日本体育・スポーツ・健康学会第72回大会

講演情報

テーマ別研究発表

競技スポーツ研究部会 » 【課題B】 競技スポーツにおけるコーチ養成をいかに効果的に行うか

競技スポーツ研究部会【課題B】口頭発表①

2022年9月1日(木) 09:00 〜 10:19 第3会場 (3号館4階402教室)

座長:田井 健太郎(群馬大学)

09:16 〜 09:31

[競技スポーツ-B-02] 継続的に集積可能な心拍数データに関する実践研究(方,測)

大学女子テニス選手を対象に

*長久保 大樹1、福家 瑠都2、河村 剛光3 (1. 順天堂大学大学院、2. 順天堂大学大学院、3. 順天堂大学)

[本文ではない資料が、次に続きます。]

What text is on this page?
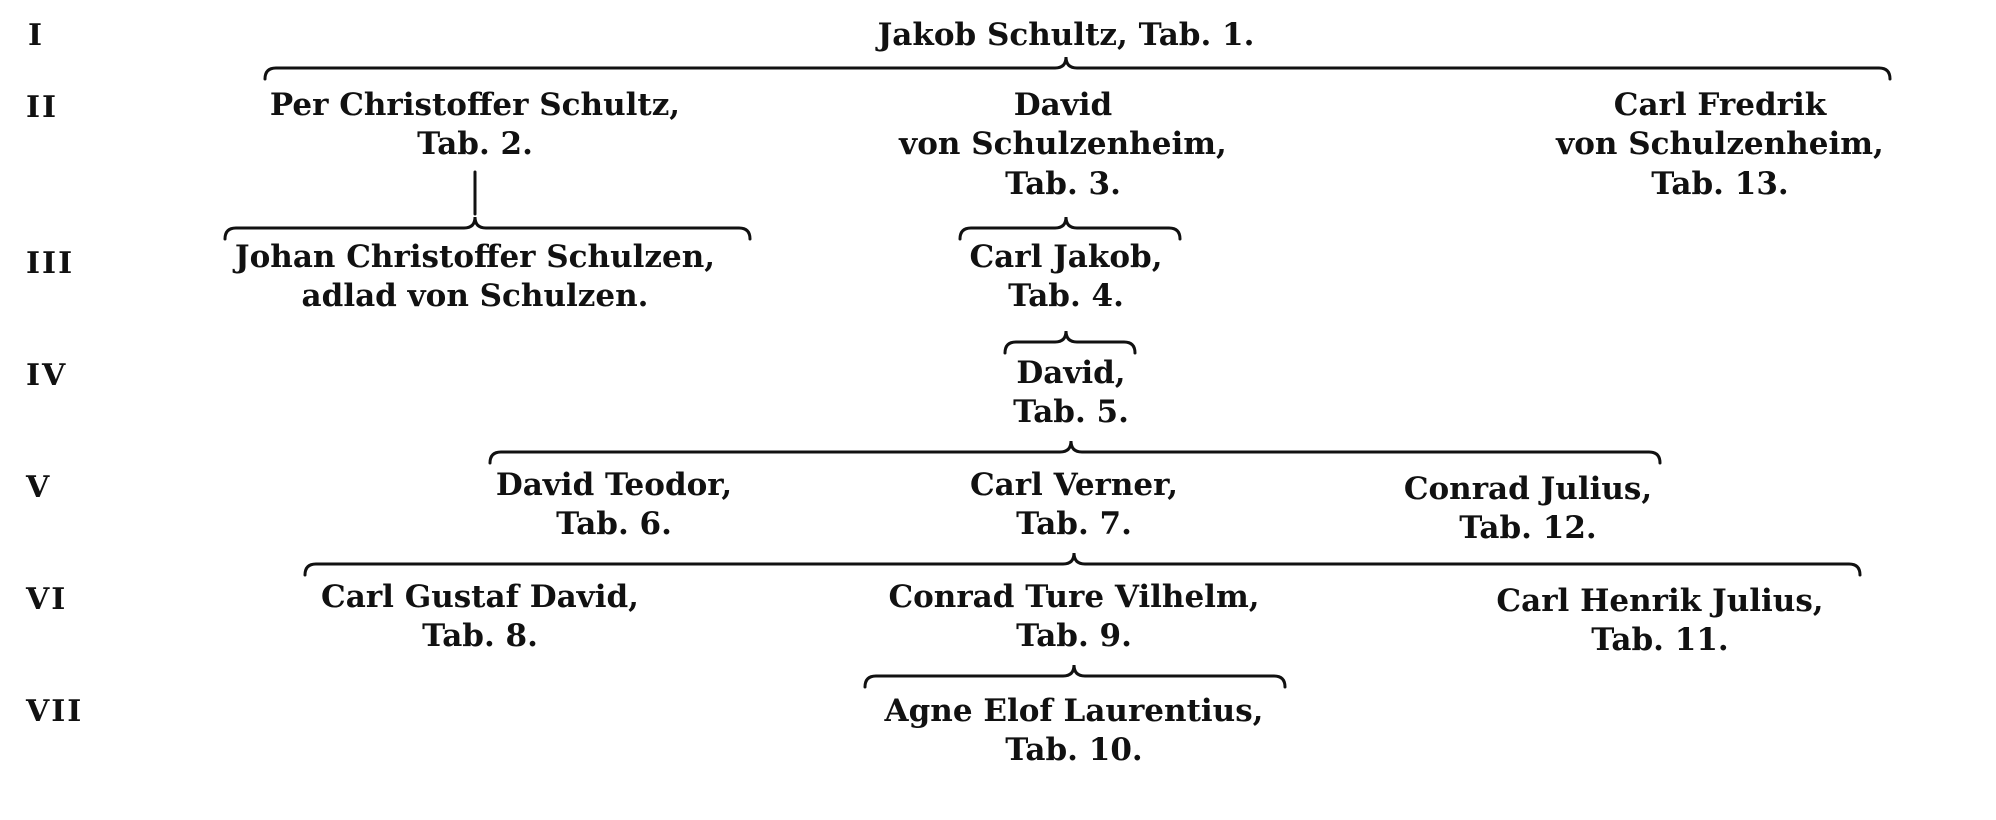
I
II
III
IV
V
VI
VII
Jakob Schultz, Tab. 1.
Per Christoffer Schultz,
Tab. 2.
David
von Schulzenheim,
Tab. 3.
Carl Fredrik
von Schulzenheim,
Tab. 13.
Johan Christoffer Schulzen,
adlad von Schulzen.
Carl Jakob,
Tab. 4.
David,
Tab. 5.
David Teodor,
Tab. 6.
Carl Verner,
Tab. 7.
Conrad Julius,
Tab. 12.
Carl Gustaf David,
Tab. 8.
Conrad Ture Vilhelm,
Tab. 9.
Carl Henrik Julius,
Tab. 11.
Agne Elof Laurentius,
Tab. 10.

【背景】これまでのテニス競技指導現場では、基礎運動能力を把握するためのフィールドテストや、スキルやゲーム特性を分析するための映像分析が多く行われてきた。これらは、特定の限られた場面において集積されたデータであり、縦断的にデータを集積することは手間と莫大な時間がかかる事から敬遠されてきた。しかし、近年ではウェアラブルデバイスの進化により、データ集積に伴う時間の短縮が可能となった。本研究では、日々のトレーニングやゲーム時に心拍センサーを選手に装着させ、指導者がコーチングを行う上で必要なデータの取り方を指導現場における実践から明らかにする事を目的とした。また、その中で、できる限り負担なく現場から継続してデータ集積するための方策についても検討していく。【方法】関東大学テニス1部リーグ所属女子選手18名を対象に、日々のトレーニングおよびゲーム時においてウェアラブルな心拍センサーを装着し、継続したデータ集積を行った。測定期間は、被験者に対して使用方法等のレクチャー後、1週間のテスト装着期間を経て、15日間実施した。その間、研究者からの機器の装着の指示やリマインドに関してのアナウンスは一切行わない事とし、選手のデータ収集状況を調査した。【結果と考察】15日間の測定期間において、平均して12.2±1.2日間の測定が実施された。また、測定実施日数に対し正常にデータ集積が行われた割合は78.2±14.8%となった。比較的継続してデータを集積する事が可能であった一方、一定数の測定不備が確認された。正常にデータ集積が行われなかった理由として、「装着後のデバイス動作不良」「デバイスの電池切れ」等が挙げられた。今後は、より長期的に調査を行い、継続的な集積を可能とする方策や留意点を明らかにしていく必要がある。そして、トレーニング時とゲーム時、競技レベル別における心拍数の差異についても明らかにする。